Şuafat Mülteci Kampı'nda îsâr günleri
İşgalci İsrail'in bağımsızlığını ilan ettiği 14 Mayıs 1948'e varan süreçte yerlerinden yurtlarından olan Filistinliler, Batı Şeria, Gazze, Lübnan, Ürdün ve Suriye'de toplamda 61 kamp oluşacak şekilde tesbih taneleri gibi dağıldılar. O nedenle Filistinli kardeşlerimiz 15 Mayıs’ı Nekbe Günü (Büyük Felaket) olarak anarlar.
Büyük sürgünler yaşayan bu coğrafyada, Kudüs’ün hemen yanıbaşında olduğu halde devasa duvarlar nedeniyle el-Aksa ile fiili bağlantısı olmayan bir direniş üssü vardır: Şuafat Mülteci Kampı. İşgalci İsrail’in en çok yıkmaya çalıştığı, saldırıların en yoğun, direnişin de en sert olduğu kamplardan biridir Şuafat. 10 Eylül'de Mescid-i Aksa’nın Meclis (Nazır) Kapısı’nda Doktor Hazım el-Culani, bıçaklı saldırıda bulunduğu iddiasıyla İsrail polisi tarafından vurularak şehit düşmüştü. Kasım ayında ise Silsile Kapısı’nda eylem gerçekleştiren ve Eliyahu David Kay adlı işgalci polisini öldüren Fadi Ebu Şuhaydim de şehit olmuştu. Her iki direnişçi de Şuafat’ta ikamet etmekteydi.

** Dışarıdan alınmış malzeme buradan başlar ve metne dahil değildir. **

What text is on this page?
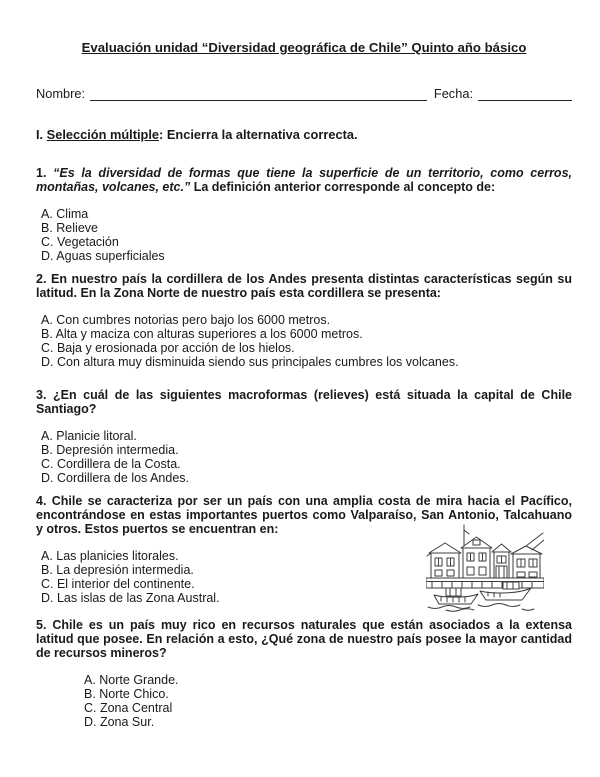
Evaluación unidad “Diversidad geográfica de Chile” Quinto año básico
Nombre:	Fecha:

I. Selección múltiple: Encierra la alternativa correcta.

1. “Es la diversidad de formas que tiene la superficie de un territorio, como cerros, montañas, volcanes, etc.” La definición anterior corresponde al concepto de:

A. Clima
B. Relieve
C. Vegetación
D. Aguas superficiales

2. En nuestro país la cordillera de los Andes presenta distintas características según su latitud. En la Zona Norte de nuestro país esta cordillera se presenta:

A. Con cumbres notorias pero bajo los 6000 metros.
B. Alta y maciza con alturas superiores a los 6000 metros.
C. Baja y erosionada por acción de los hielos.
D. Con altura muy disminuida siendo sus principales cumbres los volcanes.

3. ¿En cuál de las siguientes macroformas (relieves) está situada la capital de Chile Santiago?

A. Planicie litoral.
B. Depresión intermedia.
C. Cordillera de la Costa.
D. Cordillera de los Andes.

4. Chile se caracteriza por ser un país con una amplia costa de mira hacia el Pacífico, encontrándose en estas importantes puertos como Valparaíso, San Antonio, Talcahuano y otros. Estos puertos se encuentran en:

A. Las planicies litorales.
B. La depresión intermedia.
C. El interior del continente.
D. Las islas de las Zona Austral.

5. Chile es un país muy rico en recursos naturales que están asociados a la extensa latitud que posee. En relación a esto, ¿Qué zona de nuestro país posee la mayor cantidad de recursos mineros?

A. Norte Grande.
B. Norte Chico.
C. Zona Central
D. Zona Sur.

Şuafat Mülteci Kampı’nda yaşayan Filistinliler; ağır kış şartlarında zor günler geçiren Suriye’deki mülteci kamplarına yönelik, geçtiğimiz hafta başlayıp 10 gün sürecek olan bir yardım kampanyası başlattılar. “Ben İnsanım” adlı bu organizasyon ile İdlib civarındaki kamplarda yüzlerce biriket ev yapılması planlanıyor. Şuafat’ta açılan yardım bürosunda bağış yapan bir Filistinlinin nidaları kampta yankılanıyor: “Ey Suriye’nin kadınları ve çocukları ayağınızın altındaki toprakları öperim. Allah’ın izniyle sizi asla bırakmayız. Lebbeyke ya Helep!”
Şuafat’ta başlayan bu çaba birkaç gün içinde dalga dalga bölgedeki tüm kamplara yayıldı. On milyon doları aşan bağışların toplandığı organizasyonda Beyt Hanina’dan, İsawiya’dan, Taberiya’dan, Şeyh Cerrah’tan bileziklerini, küpelerini, altın sikkelerini veren kadınların, harçlıklarını bağışlayan çocukların görüntüleri yansıyor ekranlara. 150 öğrencili El-Aksa Şeriat Ortaokulu öğrencileri 6276 şekel topladıklarını gururla paylaşıyorlar.
Önümüzdeki günlerde sona erecek olan bu yardım kampanyasını diğerlerinden ayıran ne? Elbette ki yardım yapan insanların kendilerinin de yardıma muhtaç olması. Filistinlilerin fiili olarak hatırlattığı bu çabaya “îsâr” diyoruz. Îsâr, “Bir kimsenin, kendisi ihtiyaç içinde bulunsa bile sahip olduğu imkânları başkalarının ihtiyacını karşılamak üzere kullanması, başkasının yararı için fedakârlıkta bulunması” anlamına geliyor. Diğergamlık olarak da bildiğimiz bu yardımlaşmanın en güzel örneğini İslam tarihinde, ensar-muhacir kardeşliğinde görürüz. Yermük Savaşı’nda şehid olmak üzere olan yaralılar arasında yaşanan su paylaşımı da bunun güzel bir şahitliği değil midir?
Yunanistan’ın giysilerini, paralarını gaspedip, komaya sokacak kadar dövüp ıslatarak Türkiye tarafına attığı mültecilerden 19’unun donarak can verdiği, ABD’nin DAEŞ lideri Ebu İbrahim el-Haşimi el-Kureyşi'yi yakalamak için yaptığı operasyonda kadınların ve çocukların hunharca öldürüldüğü günlerde, Kudüs’te başlatılan bu yardım seferberliği büyük anlamlar içeriyor. Bencilliğin, oportinizmin kanser gibi yayıldığı, vahşetin, acımazlığın kol gezdiği bu çağda kendisi ihtiyaçlı olduğu halde kardeşine yardım eli uzatmak ne kadar güzel bir pratik, ne kadar güzel bir şahitliktir.